In this section we will run evaluation against models configured in the Hub. If you want to evaluate a local model that is not yet exposed with an API, check the Evaluate local models.

As usual, let’s initialize the Hub client and set our current project ID:

import os
from giskard_hub import HubClient

hub = HubClient()

project_id = os.getenv("HUB_PROJECT_ID")

Configure the model¶

First, we need to configure the model that we want to evaluate. The model will need to be accessible from a remote API endpoint.

We can configure the model endpoint in the Hub:

model = hub.models.create(
    project_id=project_id,
    name="MyBot (staging)",
    description="A chatbot that answers questions about the weather",
    url="https://my-bot.staging.example.com/chat",
    supported_languages=["en"],

    # if your model endpoint needs special headers:
    headers={"X-API-Key": "SECRET_TOKEN"},
)

You can test that everything is working by sending a test request to the model

response = model.chat(messages=[{
    "role": "user",
    "content": "What's the weather like in Rome?"
}])

print(response)
# ModelOutput(message=ChatMessage(role='assistant', content='It is sunny!'))

Launch a remote evaluation¶

Now that the model is configured, we can launch an evaluation run. We first need to know which dataset we will run the evaluation on. If you are running this in the CI/CD pipeline, we recommend setting the dataset ID in the environment.

dataset_id = os.getenv("HUB_EVAL_DATASET_ID")

We can now launch the evaluation run:

eval_run = hub.evaluate(
    model=model.id,
    dataset=dataset_id
    # optionally, specify a name
    name="staging-build-a4f321",
)

The evaluation run will be queued and processed by the Hub. The evaluate method will immediately return an EvaluationRun object while the evaluation is running. Note however that this object will not contain the evaluation results until the evaluation is completed.

You can wait until the evaluation run has finished running with the wait_for_completion method:

eval_run.wait_for_completion(
    # optionally, specify a timeout in seconds (10 min by default)
    timeout=600
)

This will block until the evaluation is completed and update the eval_run object in-place. The method will wait for up to 10 minutes for the evaluation to complete. If the evaluation takes longer, the method will raise a TimeoutError.

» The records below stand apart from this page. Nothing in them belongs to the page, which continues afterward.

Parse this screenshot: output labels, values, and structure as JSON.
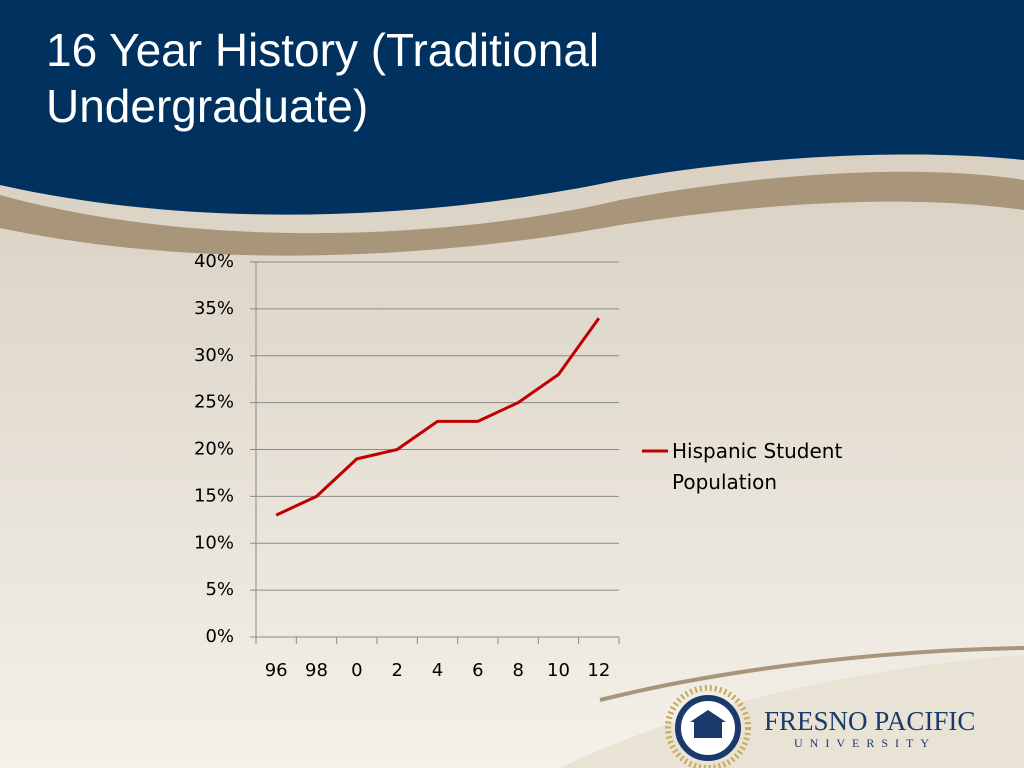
{
  "chart_data": {
    "type": "line",
    "title": "16 Year History (Traditional Undergraduate)",
    "categories": [
      "96",
      "98",
      "0",
      "2",
      "4",
      "6",
      "8",
      "10",
      "12"
    ],
    "series": [
      {
        "name": "Hispanic Student Population",
        "color": "#c00000",
        "values": [
          13,
          15,
          19,
          20,
          23,
          23,
          25,
          28,
          34
        ]
      }
    ],
    "ylim": [
      0,
      40
    ],
    "yticks": [
      {
        "value": 0,
        "label": "0%"
      },
      {
        "value": 5,
        "label": "5%"
      },
      {
        "value": 10,
        "label": "10%"
      },
      {
        "value": 15,
        "label": "15%"
      },
      {
        "value": 20,
        "label": "20%"
      },
      {
        "value": 25,
        "label": "25%"
      },
      {
        "value": 30,
        "label": "30%"
      },
      {
        "value": 35,
        "label": "35%"
      },
      {
        "value": 40,
        "label": "40%"
      }
    ],
    "grid": true,
    "legend": "right"
  },
  "logo": {
    "name": "FRESNO PACIFIC",
    "subtitle": "UNIVERSITY"
  }
}
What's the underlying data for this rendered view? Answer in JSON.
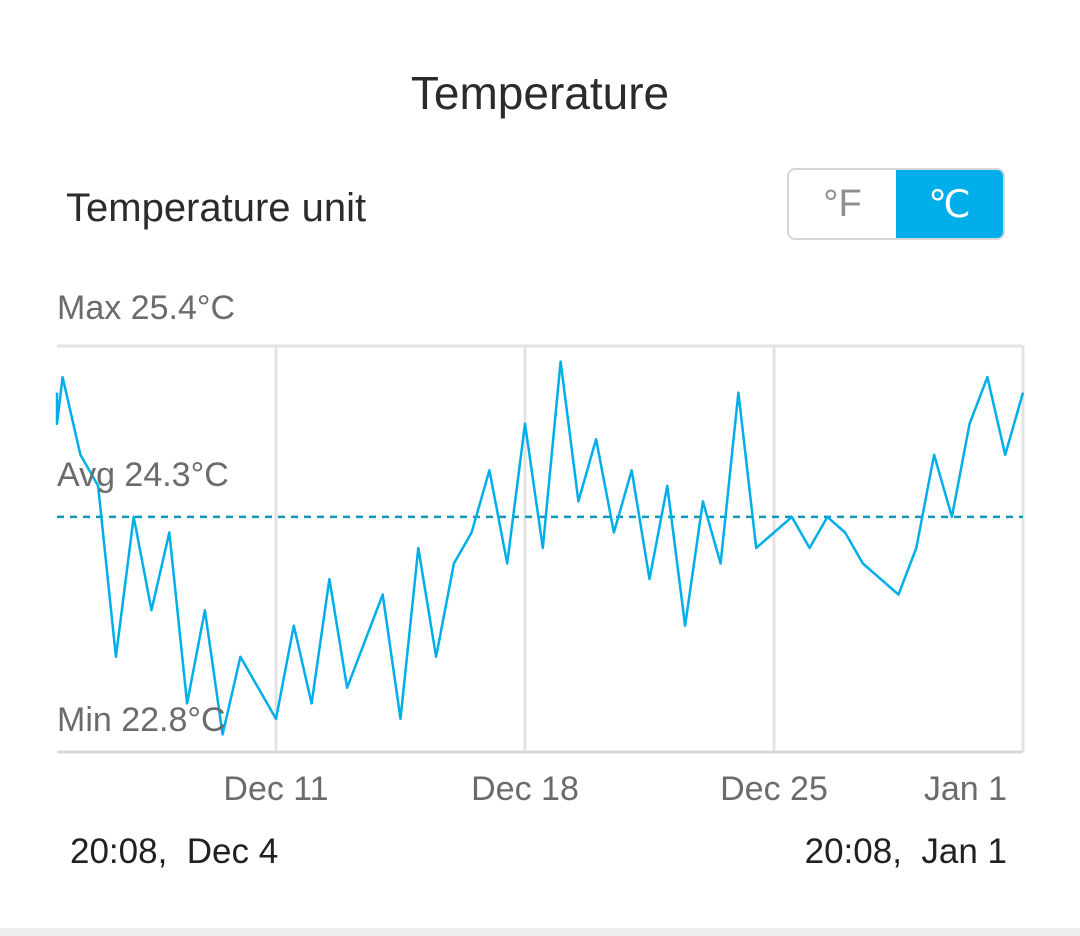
{
  "page": {
    "title": "Temperature"
  },
  "unit_setting": {
    "label": "Temperature unit",
    "options": [
      "°F",
      "℃"
    ],
    "selected": "℃",
    "accent_color": "#00aee9"
  },
  "stats": {
    "max_label": "Max 25.4°C",
    "avg_label": "Avg 24.3°C",
    "min_label": "Min 22.8°C"
  },
  "range": {
    "start": "20:08,  Dec 4",
    "end": "20:08,  Jan 1"
  },
  "chart_data": {
    "type": "line",
    "x_tick_labels": [
      "Dec 11",
      "Dec 18",
      "Dec 25",
      "Jan 1"
    ],
    "x_tick_days": [
      7,
      14,
      21,
      28
    ],
    "x_range_days": [
      0,
      28
    ],
    "y_range": [
      22.8,
      25.4
    ],
    "average": 24.3,
    "grid": "vertical lines at ticks",
    "line_color": "#00aee9",
    "series": [
      {
        "x": [
          0,
          0.5,
          1,
          1.5,
          2,
          2.5,
          3,
          3.5,
          4,
          4.5,
          5,
          5.5,
          6,
          6.5,
          7,
          7.5,
          8,
          8.5,
          9,
          9.5,
          10,
          10.5,
          11,
          11.5,
          12,
          12.5,
          13,
          13.5,
          14,
          14.5,
          15,
          15.5,
          16,
          16.5,
          17,
          17.5,
          18,
          18.5,
          19,
          19.5,
          20,
          20.5,
          21,
          21.5,
          22,
          22.5,
          23,
          23.5,
          24,
          24.5,
          25,
          25.5,
          26,
          26.5,
          27,
          27.5,
          28
        ],
        "values": [
          25.1,
          24.9,
          25.2,
          24.7,
          24.5,
          23.4,
          24.3,
          23.7,
          24.2,
          23.1,
          23.7,
          22.9,
          23.4,
          23.2,
          23.0,
          23.6,
          23.1,
          23.9,
          23.2,
          23.5,
          23.8,
          23.0,
          24.1,
          23.4,
          24.0,
          24.2,
          24.6,
          24.0,
          24.9,
          24.1,
          25.3,
          24.4,
          24.8,
          24.2,
          24.6,
          23.9,
          24.5,
          23.6,
          24.4,
          24.0,
          25.1,
          24.1,
          24.2,
          24.3,
          24.1,
          24.3,
          24.2,
          24.0,
          23.9,
          23.8,
          24.1,
          24.7,
          24.3,
          24.9,
          25.2,
          24.7,
          25.1
        ]
      }
    ]
  }
}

Then, you can print the results:

# Let's print the evaluation results
eval_run.print_metrics()

Once the evaluation is completed, may want to compare the results with some thresholds to decide whether to promote the model to production or not.

You can retrieve the metrics from eval_run.metrics: this will contain a list of Metric objects.

For example:

CI/CD pipeline example¶

import sys

# make sure to wait for completion or the metrics may be empty
eval_run.wait_for_completion()

for metric in eval_run.metrics:
    print(metric.name, metric.percentage})

    if metric.percentage < 90:
        print(f"FAILED: {metric.name} is below 90%.")
        sys.exit(1)

That covers the basics of running evaluations in the Hub. You can now integrate this code in your CI/CD pipeline to automatically evaluate your models every time you deploy a new version.

Note

If you want to run evaluations on a local model that is not yet exposed with an API, check the Evaluate local models.